When the once uber-cool skate shop Supreme became too big and too popular for its own good and started its own slippery decline, it was smart enough to turn to co-branding to arrest the slide and grow demand. The company had always organically partnered with brands throughout its history, but starting with Louis Vuitton and moving on to big players like Nike and North Face, Supreme has weaponised co-branding as a scarcity amplifier and cultural legitimacy tool. Each drop is a limited-edition event that activates both the original audience and the collaborator’s followers, creating FOMO-driven buying frenzies and secondary market premiums.

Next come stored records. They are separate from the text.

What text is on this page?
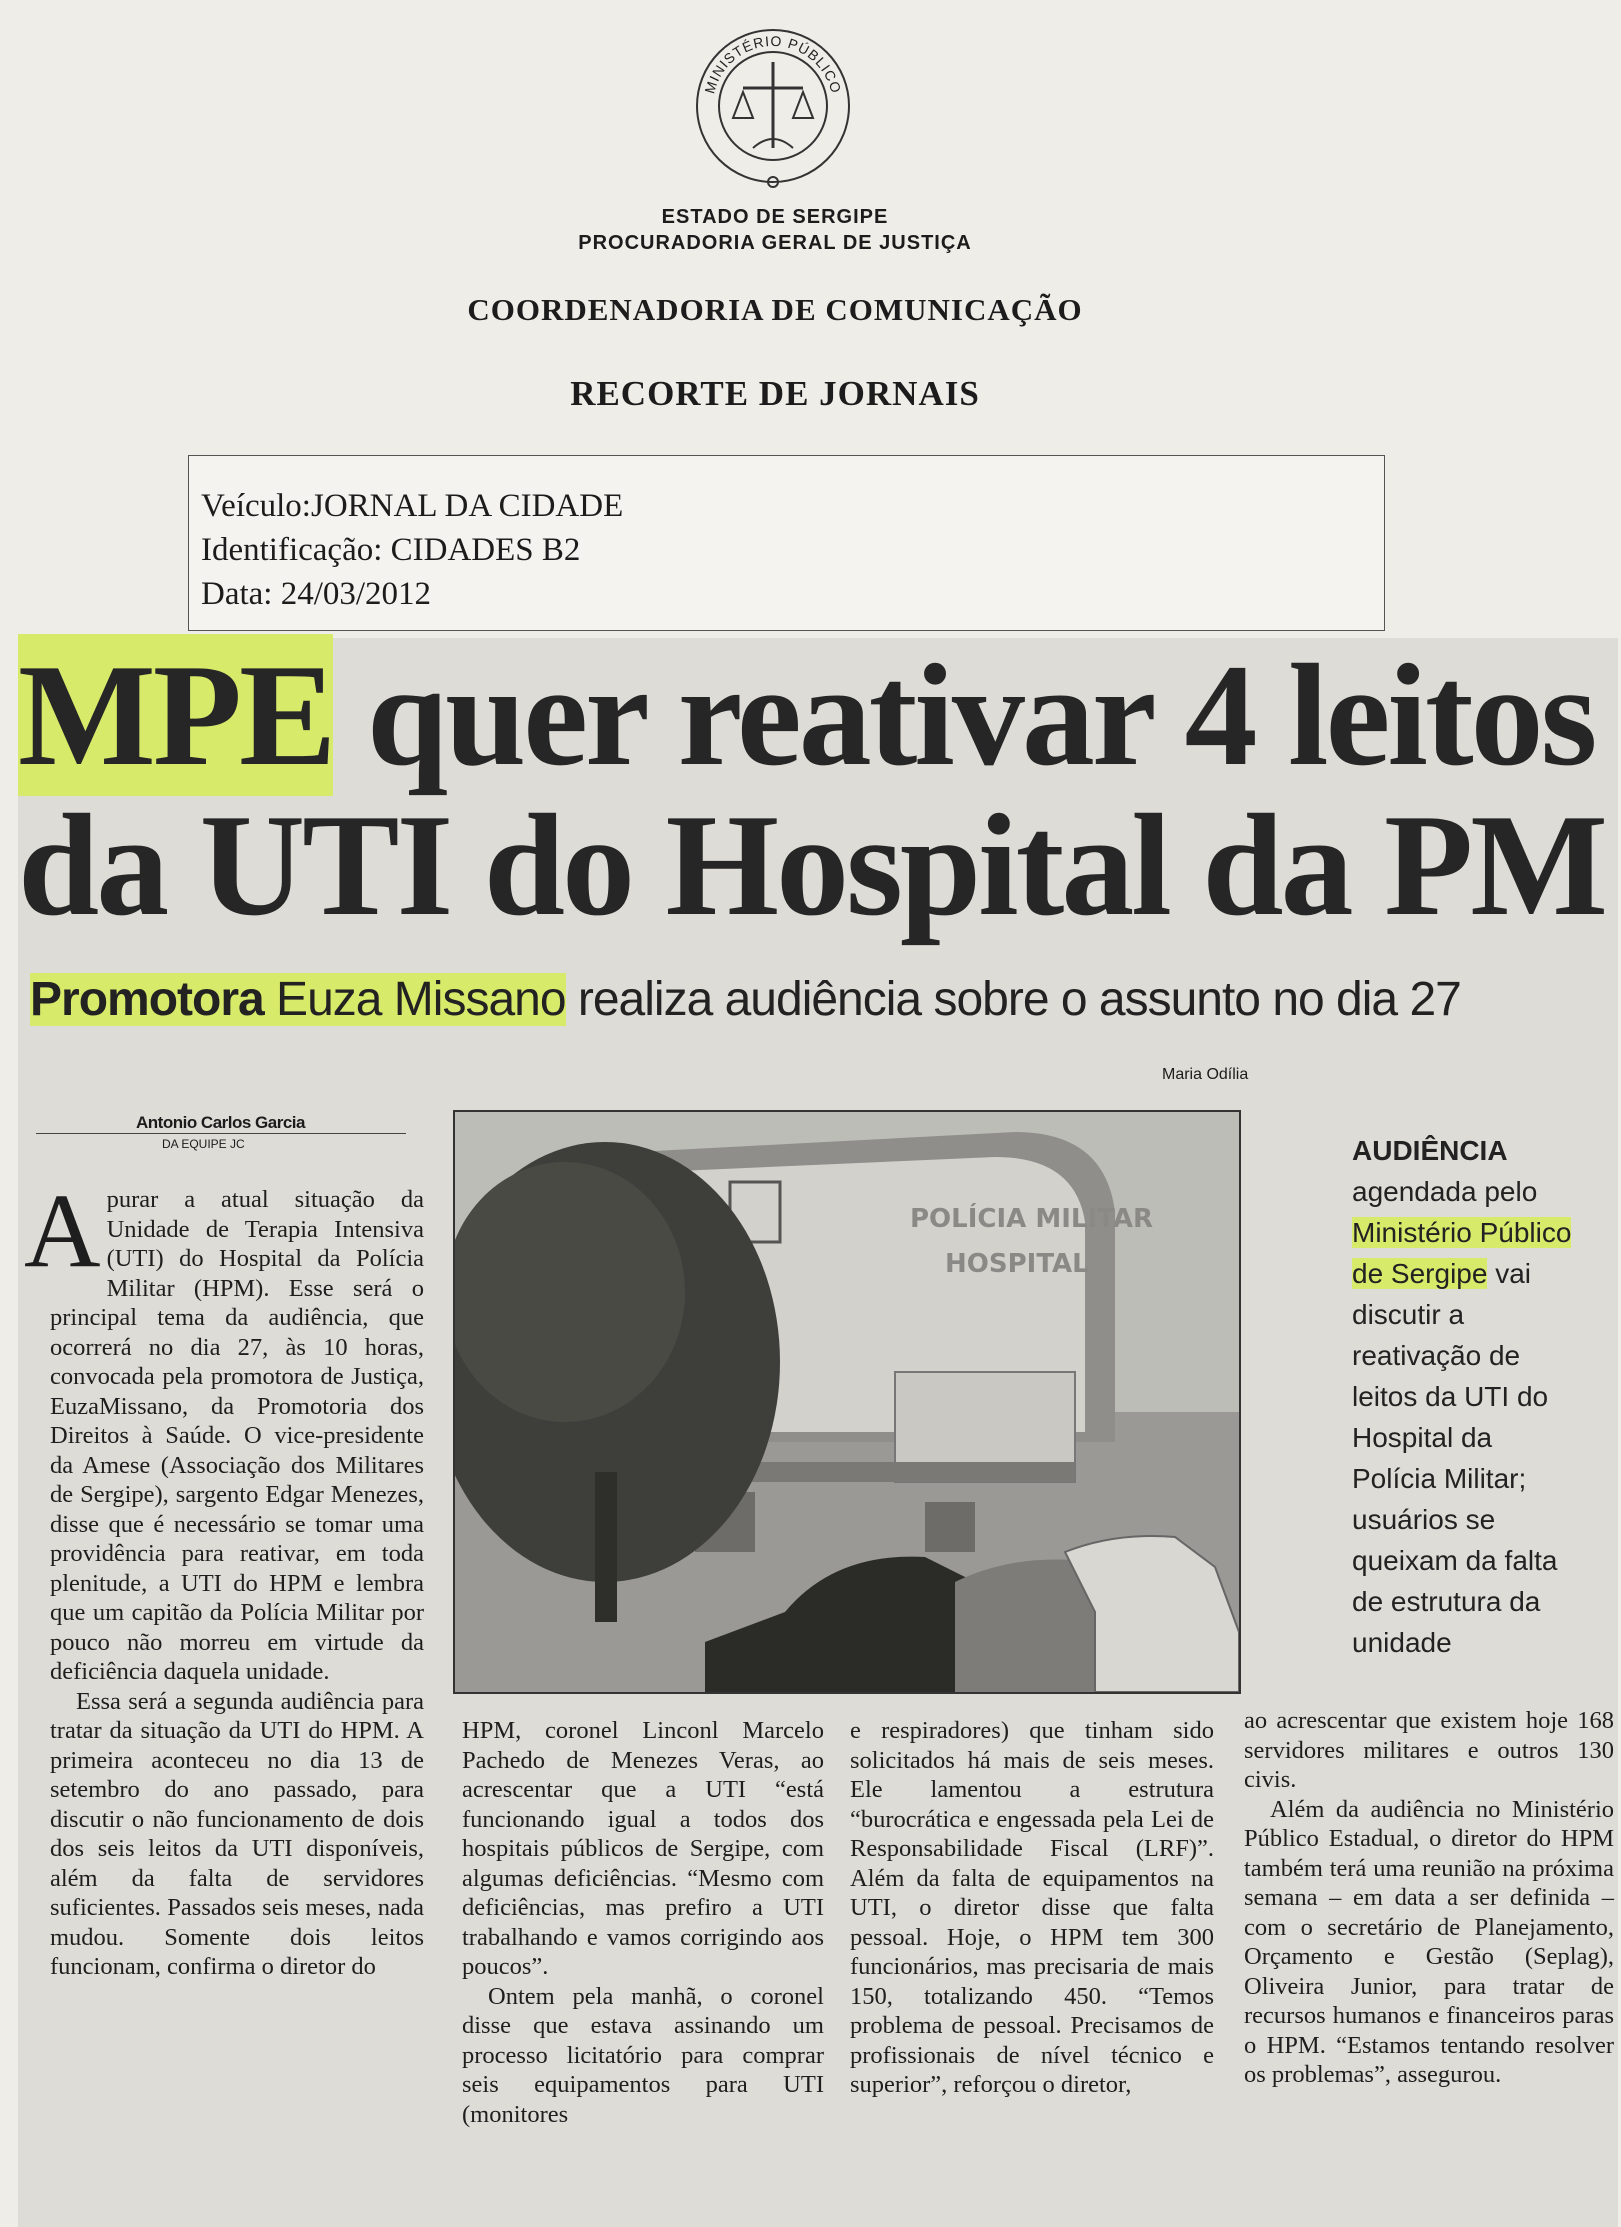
MINISTÉRIO PÚBLICO
ESTADO DE SERGIPE
PROCURADORIA GERAL DE JUSTIÇA
COORDENADORIA DE COMUNICAÇÃO
RECORTE DE JORNAIS
Veículo:JORNAL DA CIDADE
Identificação: CIDADES B2
Data: 24/03/2012
MPE quer reativar 4 leitos
da UTI do Hospital da PM
Promotora Euza Missano realiza audiência sobre o assunto no dia 27
Antonio Carlos Garcia
DA EQUIPE JC
Maria Odília
POLÍCIA MILITAR
HOSPITAL
AUDIÊNCIA agendada pelo Ministério Público de Sergipe vai discutir a reativação de leitos da UTI do Hospital da Polícia Militar; usuários se queixam da falta de estrutura da unidade

Apurar a atual situação da Unidade de Terapia Intensiva (UTI) do Hospital da Polícia Militar (HPM). Esse será o principal tema da audiência, que ocorrerá no dia 27, às 10 horas, convocada pela promotora de Justiça, EuzaMissano, da Promotoria dos Direitos à Saúde. O vice-presidente da Amese (Associação dos Militares de Sergipe), sargento Edgar Menezes, disse que é necessário se tomar uma providência para reativar, em toda plenitude, a UTI do HPM e lembra que um capitão da Polícia Militar por pouco não morreu em virtude da deficiência daquela unidade.

Essa será a segunda audiência para tratar da situação da UTI do HPM. A primeira aconteceu no dia 13 de setembro do ano passado, para discutir o não funcionamento de dois dos seis leitos da UTI disponíveis, além da falta de servidores suficientes. Passados seis meses, nada mudou. Somente dois leitos funcionam, confirma o diretor do

HPM, coronel Linconl Marcelo Pachedo de Menezes Veras, ao acrescentar que a UTI “está funcionando igual a todos dos hospitais públicos de Sergipe, com algumas deficiências. “Mesmo com deficiências, mas prefiro a UTI trabalhando e vamos corrigindo aos poucos”.

Ontem pela manhã, o coronel disse que estava assinando um processo licitatório para comprar seis equipamentos para UTI (monitores

e respiradores) que tinham sido solicitados há mais de seis meses. Ele lamentou a estrutura “burocrática e engessada pela Lei de Responsabilidade Fiscal (LRF)”. Além da falta de equipamentos na UTI, o diretor disse que falta pessoal. Hoje, o HPM tem 300 funcionários, mas precisaria de mais 150, totalizando 450. “Temos problema de pessoal. Precisamos de profissionais de nível técnico e superior”, reforçou o diretor,

ao acrescentar que existem hoje 168 servidores militares e outros 130 civis.

Além da audiência no Ministério Público Estadual, o diretor do HPM também terá uma reunião na próxima semana – em data a ser definida – com o secretário de Planejamento, Orçamento e Gestão (Seplag), Oliveira Junior, para tratar de recursos humanos e financeiros paras o HPM. “Estamos tentando resolver os problemas”, assegurou.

More strategically, these partnerships serve as constant validation of Supreme’s cultural centrality. When a major luxury brand or coveted designer aligns with Supreme, it reinforces the brand’s position as an arbiter of taste rather than merely a streetwear vendor. The brand doesn’t co-brand to increase unit sales; it co-brands to maintain the perception that Supreme products are scarce, desirable commodities worth queuing for or paying resale mark-ups on. Supreme’s genius is understanding that co-branding works as demand maintenance precisely because the brand remains selective and unapproachable enough to make each collaboration feel like an earned privilege rather than a commercial transaction.
It’s clear that the initial glorious era of Labubu is over. By Christmas, it will become clear that no one wants the dolls any more, and a massive bout of discounting will begin. Pop Mart will need to step back and review its options. And it will learn, like countless brands before it, that while the creation of initial white-hot market demand is something to celebrate, its maintenance beyond the usual cycle of things is a skill only the very finest marketing minds can manage.
My nine-year-old wants it “on record” that she vehemently disagrees with this diagnosis.